Greater attention could also be paid to how messages about treatment options and the trial are conveyed, including the more subliminal messages that pervade the whole clinical setting; a strategy which was tried and found to be effective in improving recruitment for another surgical trial [
10,
12]. However, if it is too difficult to challenge such messages, for example if the ‘experimental’ treatment is already entrenched in culture and practice (as seemed to be the case in this trial), then questions should be asked about whether equipoise can be presented and perceived with conviction in such trials.

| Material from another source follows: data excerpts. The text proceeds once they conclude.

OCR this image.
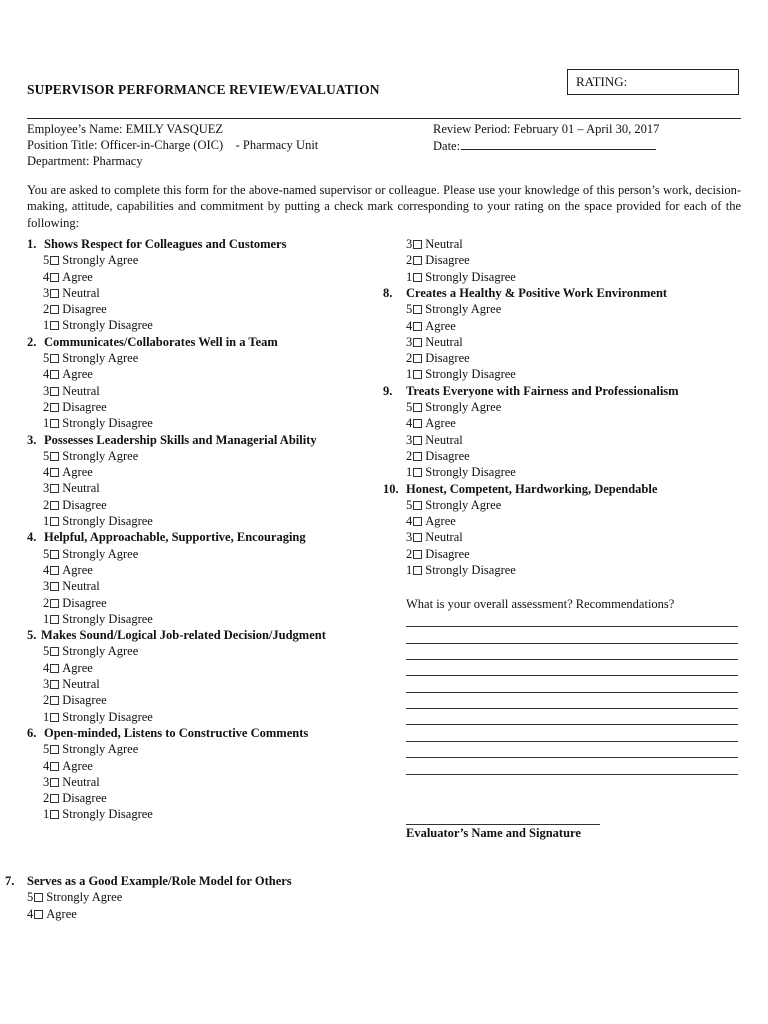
SUPERVISOR PERFORMANCE REVIEW/EVALUATION
RATING:
Employee’s Name: EMILY VASQUEZ
Position Title: Officer-in-Charge (OIC)    - Pharmacy Unit
Department: Pharmacy
Review Period: February 01 – April 30, 2017
Date:
You are asked to complete this form for the above-named supervisor or colleague. Please use your knowledge of this person’s work, decision-making, attitude, capabilities and commitment by putting a check mark corresponding to your rating on the space provided for each of the following:
1. Shows Respect for Colleagues and Customers
5 Strongly Agree
4 Agree
3 Neutral
2 Disagree
1 Strongly Disagree
2. Communicates/Collaborates Well in a Team
5 Strongly Agree
4 Agree
3 Neutral
2 Disagree
1 Strongly Disagree
3. Possesses Leadership Skills and Managerial Ability
5 Strongly Agree
4 Agree
3 Neutral
2 Disagree
1 Strongly Disagree
4. Helpful, Approachable, Supportive, Encouraging
5 Strongly Agree
4 Agree
3 Neutral
2 Disagree
1 Strongly Disagree
5. Makes Sound/Logical Job-related Decision/Judgment
5 Strongly Agree
4 Agree
3 Neutral
2 Disagree
1 Strongly Disagree
6. Open-minded, Listens to Constructive Comments
5 Strongly Agree
4 Agree
3 Neutral
2 Disagree
1 Strongly Disagree
7. Serves as a Good Example/Role Model for Others
5 Strongly Agree
4 Agree
3 Neutral
2 Disagree
1 Strongly Disagree
8. Creates a Healthy & Positive Work Environment
5 Strongly Agree
4 Agree
3 Neutral
2 Disagree
1 Strongly Disagree
9. Treats Everyone with Fairness and Professionalism
5 Strongly Agree
4 Agree
3 Neutral
2 Disagree
1 Strongly Disagree
10. Honest, Competent, Hardworking, Dependable
5 Strongly Agree
4 Agree
3 Neutral
2 Disagree
1 Strongly Disagree
What is your overall assessment? Recommendations?
Evaluator’s Name and Signature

Moreover, accommodating patient wishes for clinician input and personalised consideration of individual circumstances and characteristics, as is expected by patients and practised in other areas of medical care, presents a challenge in clinical trials and can leave patients feeling frustrated and anxious if they perceive that this is not being accomplished in their consultations. Clinical equipoise is a difficult concept for patients to accept and feelings of anxiety and frustration are probably more likely to occur where there is not genuine conviction and belief in clinical uncertainty amongst recruiting clinicians.
These issues challenge the feasibility of similar trials in the future [
11], and have implications for current agendas on minimising ‘trial waste’; absent in which have been questions concerning the appropriateness of using randomised control trial (RCT) designs when evaluating certain types of interventions [
5‐
8]. These findings call for consideration of whether alternative trial designs or methods of generating evidence could be used when evaluating surgical techniques which have already become established and routinely available, and where there are likely to be clear patient and physician preferences [
1,
11,
13,
30].
Competing interests
The authors declare that they have no competing interests.
Authors’ contributions
EH carried out the interviews, analysed the data and drafted the paper. JK is chief investigator for the trial and helped to draft the paper. GG and AC are statisticians who were closely involved with the trial and made contributions to the content of the paper. AN designed and oversaw the qualitative study, and contributed to the data analysis and drafting of the paper. All authors read and approved the final manuscript.